Le nom de Dieu ne communique rien, mais on peut l'interpréter, on peut percevoir son appel (lequel est acoustique et non pas visuel) dans le texte à travers la tradition. Il arrive que sa transmission, sa réflexion dans le temps soient entendus, mais il arrive aussi qu'ils soient à peine audibles, que le retrait de Dieu ne laisse subsister qu'un écho, ou que les traces de cet appel se tarissent complètement. Cette ambiguité se retrouve dans le nom lui-même. L'hébreu utilise les mêmes mots, Shem Hameforash, pour désigner sa dimenson dissimulée, occulte, et son nom révélé. D'ailleurs Dieu a-t-il vraiment un nom, ou le tétragramme n'est-il qu'un simulacre du sans-nom? On ne peut pas savoir s'il existe ou non et pourtant, disent les Cabalistes, sans lui le langage ne pourrait même pas être prononcé, le verbe ne pourrait même pas faire partie de l'expérience humaine. Et quand il est prononcé, le son et la voix en disent plus que ce qui est compris.

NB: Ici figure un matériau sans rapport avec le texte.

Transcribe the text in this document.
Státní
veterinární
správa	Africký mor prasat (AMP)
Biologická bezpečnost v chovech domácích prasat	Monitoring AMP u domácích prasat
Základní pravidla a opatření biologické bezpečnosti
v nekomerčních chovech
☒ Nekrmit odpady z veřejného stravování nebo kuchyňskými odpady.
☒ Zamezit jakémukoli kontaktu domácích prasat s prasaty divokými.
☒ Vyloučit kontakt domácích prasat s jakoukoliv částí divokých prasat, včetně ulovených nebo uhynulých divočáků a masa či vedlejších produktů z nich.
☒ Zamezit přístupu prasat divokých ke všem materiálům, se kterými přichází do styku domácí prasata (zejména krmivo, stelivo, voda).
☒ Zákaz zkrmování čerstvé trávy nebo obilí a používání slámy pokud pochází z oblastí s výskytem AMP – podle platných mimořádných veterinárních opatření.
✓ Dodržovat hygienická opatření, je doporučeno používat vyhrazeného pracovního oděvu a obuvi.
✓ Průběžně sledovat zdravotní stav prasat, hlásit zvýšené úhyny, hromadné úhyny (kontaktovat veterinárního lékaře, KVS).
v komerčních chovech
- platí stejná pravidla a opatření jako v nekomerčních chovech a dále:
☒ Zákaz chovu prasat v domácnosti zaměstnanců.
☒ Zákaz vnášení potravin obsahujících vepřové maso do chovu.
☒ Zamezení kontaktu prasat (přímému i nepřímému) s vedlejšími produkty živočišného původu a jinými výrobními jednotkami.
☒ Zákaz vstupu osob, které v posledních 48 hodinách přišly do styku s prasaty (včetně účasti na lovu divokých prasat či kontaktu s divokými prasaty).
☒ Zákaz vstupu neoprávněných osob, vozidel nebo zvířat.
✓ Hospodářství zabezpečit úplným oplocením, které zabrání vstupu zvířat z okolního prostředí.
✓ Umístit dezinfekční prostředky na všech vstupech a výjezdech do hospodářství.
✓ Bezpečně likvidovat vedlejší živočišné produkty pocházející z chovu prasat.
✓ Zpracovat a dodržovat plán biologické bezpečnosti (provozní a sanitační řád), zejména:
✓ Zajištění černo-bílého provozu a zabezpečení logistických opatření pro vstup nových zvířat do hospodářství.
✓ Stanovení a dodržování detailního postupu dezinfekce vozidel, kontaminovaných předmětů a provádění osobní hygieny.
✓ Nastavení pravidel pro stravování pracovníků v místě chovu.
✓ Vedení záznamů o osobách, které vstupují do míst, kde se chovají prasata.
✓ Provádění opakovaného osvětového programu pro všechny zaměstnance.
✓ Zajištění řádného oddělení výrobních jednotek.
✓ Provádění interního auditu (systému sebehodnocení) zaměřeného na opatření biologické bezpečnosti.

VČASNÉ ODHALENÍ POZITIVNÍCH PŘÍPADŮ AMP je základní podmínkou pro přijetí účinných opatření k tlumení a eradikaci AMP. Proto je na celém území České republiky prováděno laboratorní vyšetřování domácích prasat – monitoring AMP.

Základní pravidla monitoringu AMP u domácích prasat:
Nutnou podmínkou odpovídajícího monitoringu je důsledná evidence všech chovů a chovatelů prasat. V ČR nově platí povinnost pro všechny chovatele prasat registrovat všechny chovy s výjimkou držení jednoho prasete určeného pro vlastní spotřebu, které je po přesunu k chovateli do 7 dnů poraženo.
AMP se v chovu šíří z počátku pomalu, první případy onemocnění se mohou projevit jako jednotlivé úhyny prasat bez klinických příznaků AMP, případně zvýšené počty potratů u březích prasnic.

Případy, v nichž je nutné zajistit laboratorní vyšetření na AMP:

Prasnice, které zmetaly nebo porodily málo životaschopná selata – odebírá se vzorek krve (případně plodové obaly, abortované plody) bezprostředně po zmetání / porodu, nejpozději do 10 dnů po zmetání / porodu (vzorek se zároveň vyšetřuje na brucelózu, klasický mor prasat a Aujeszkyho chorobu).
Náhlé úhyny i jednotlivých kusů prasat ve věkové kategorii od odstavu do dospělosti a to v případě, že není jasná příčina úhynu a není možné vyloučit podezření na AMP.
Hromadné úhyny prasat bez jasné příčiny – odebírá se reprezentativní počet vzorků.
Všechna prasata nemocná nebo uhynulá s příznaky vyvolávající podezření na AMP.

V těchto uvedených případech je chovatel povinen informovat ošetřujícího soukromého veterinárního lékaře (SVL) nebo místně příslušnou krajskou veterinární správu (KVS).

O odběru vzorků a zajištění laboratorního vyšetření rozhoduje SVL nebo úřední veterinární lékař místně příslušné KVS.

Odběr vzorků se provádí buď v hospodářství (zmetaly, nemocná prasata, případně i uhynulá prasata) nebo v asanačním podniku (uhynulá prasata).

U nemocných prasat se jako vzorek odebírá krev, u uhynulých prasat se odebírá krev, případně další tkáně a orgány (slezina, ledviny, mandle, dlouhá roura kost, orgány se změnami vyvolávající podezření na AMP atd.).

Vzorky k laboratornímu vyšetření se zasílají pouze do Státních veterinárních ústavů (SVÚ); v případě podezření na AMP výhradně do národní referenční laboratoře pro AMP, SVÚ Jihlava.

Le langage, l'écriture, la parole, la création, procèdent d'un acte d'écrire primordial. On peut comparer cet acte à une signature que Dieu inscrirait par plaisir en lui-même. Son nom se dépose dans le langage et dans les choses, il donne forme à la réalité comme l'encre s'écoule de la plume.

Dans les prières d'aujourd'hui, le fidèle juif invoque fréquemment le nom de Dieu (même s'il ne le prononce pas), mais dans la description de l'Ancien Testament, le prêtre accomplit les offices sans prononcer une seule parole - en tous cas le texte n'en mentionne aucune. Ce silence effrayant, lié à la crainte de la magie, pointe dans le langage ce lieu inquiétant, ce trou indicible où le nom de Dieu (lui-même inconnu, imprononçable), est sanctifié.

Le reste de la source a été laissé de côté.